Spectral band selection for the characterization of salinity status of soils

Abstract Reflectance spectra of salt-affected surface soil samples have been measured at 10 nm spectral resolution between 495 nm and 2395 nm. The samples were collected in California (41) and in Hungary (49) to compare the effect of different salinization and alkalization processes on reflectance properties. The data set consisted of 272 spectra having 2–12 cases (repetitions) for each sample. Sixteen classes were defined based on chemical soil properties, accounting for changes in pH, electrical conductivity (EC), and exchangeable sodium percentage (ESP), of which 12 were represented in the sample. The reflectance data set was statistically analyzed using a modified stepwise principal component analysis (MSPCA) approach to select 1, 2, 3, … bands for classification of salinity status. Recognition of the above-described classification was tested by discriminant function analysis (DFA). Its results can be applied in further studies for weighing spectral bands according to their sensitivity to the chosen classification as well as in defining broad, but still potentially sufficient bands.
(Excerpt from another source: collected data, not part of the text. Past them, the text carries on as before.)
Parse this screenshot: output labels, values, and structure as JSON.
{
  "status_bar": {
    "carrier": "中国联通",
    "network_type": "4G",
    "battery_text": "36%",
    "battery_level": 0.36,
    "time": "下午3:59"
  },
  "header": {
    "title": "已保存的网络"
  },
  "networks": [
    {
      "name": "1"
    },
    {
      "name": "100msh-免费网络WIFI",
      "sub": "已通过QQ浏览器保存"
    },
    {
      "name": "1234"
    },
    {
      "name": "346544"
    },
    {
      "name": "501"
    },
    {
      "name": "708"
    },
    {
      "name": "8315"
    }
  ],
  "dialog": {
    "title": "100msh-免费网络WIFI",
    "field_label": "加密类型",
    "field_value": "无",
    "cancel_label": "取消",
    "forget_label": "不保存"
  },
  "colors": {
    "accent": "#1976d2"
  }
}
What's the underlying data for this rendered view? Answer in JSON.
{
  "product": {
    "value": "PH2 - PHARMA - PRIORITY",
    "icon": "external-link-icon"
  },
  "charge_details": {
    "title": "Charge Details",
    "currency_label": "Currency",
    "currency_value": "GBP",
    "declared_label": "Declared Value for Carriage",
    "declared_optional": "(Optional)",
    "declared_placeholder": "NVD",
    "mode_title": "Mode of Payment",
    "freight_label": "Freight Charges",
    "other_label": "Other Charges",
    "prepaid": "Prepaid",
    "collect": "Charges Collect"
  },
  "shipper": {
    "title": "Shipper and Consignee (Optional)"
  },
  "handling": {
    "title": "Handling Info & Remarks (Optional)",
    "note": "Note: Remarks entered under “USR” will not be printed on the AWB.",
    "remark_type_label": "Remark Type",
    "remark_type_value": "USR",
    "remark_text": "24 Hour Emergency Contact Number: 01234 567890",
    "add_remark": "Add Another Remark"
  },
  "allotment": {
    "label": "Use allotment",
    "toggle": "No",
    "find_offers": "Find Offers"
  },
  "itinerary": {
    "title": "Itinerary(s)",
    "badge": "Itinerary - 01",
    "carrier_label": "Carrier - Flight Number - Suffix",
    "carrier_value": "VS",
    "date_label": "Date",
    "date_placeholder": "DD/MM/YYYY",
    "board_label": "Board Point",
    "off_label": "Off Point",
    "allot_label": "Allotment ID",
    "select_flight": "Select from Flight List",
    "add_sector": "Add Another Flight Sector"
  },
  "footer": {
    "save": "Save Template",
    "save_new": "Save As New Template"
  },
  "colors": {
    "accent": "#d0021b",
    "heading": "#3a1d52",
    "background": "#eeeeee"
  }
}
Recognition accuracy of salinity status was 91%, 90%, and 88% with 10 nm, 20 nm, and 40 nm bands, respectively, for the entire data set. Comparison with PCA using all bands showed only slight differences. The California soil samples had more distinct spectral characteristics than the Hungarian ones. Key spectral ranges were identified in the visible (550–770 nm), near-infrared (900–1030 nm, 1270–1520 nm), and middle infrared (1940–2150 nm, 2150–2310 nm, 2330–2400 nm) portion of the spectrum at 20 nm, 40 nm, and 80 nm spectral resolution. Two of these (1270–1520 nm and 1940–2150 nm) cannot be used with satellite data due to water vapor absorption in the atmosphere. In addition, six broad bands in these ranges were identified, leading to considerably higher overall accuracy than currently available Landsat MSS, TM, and SPOT XS, in terms of spectral recognition of salinity status.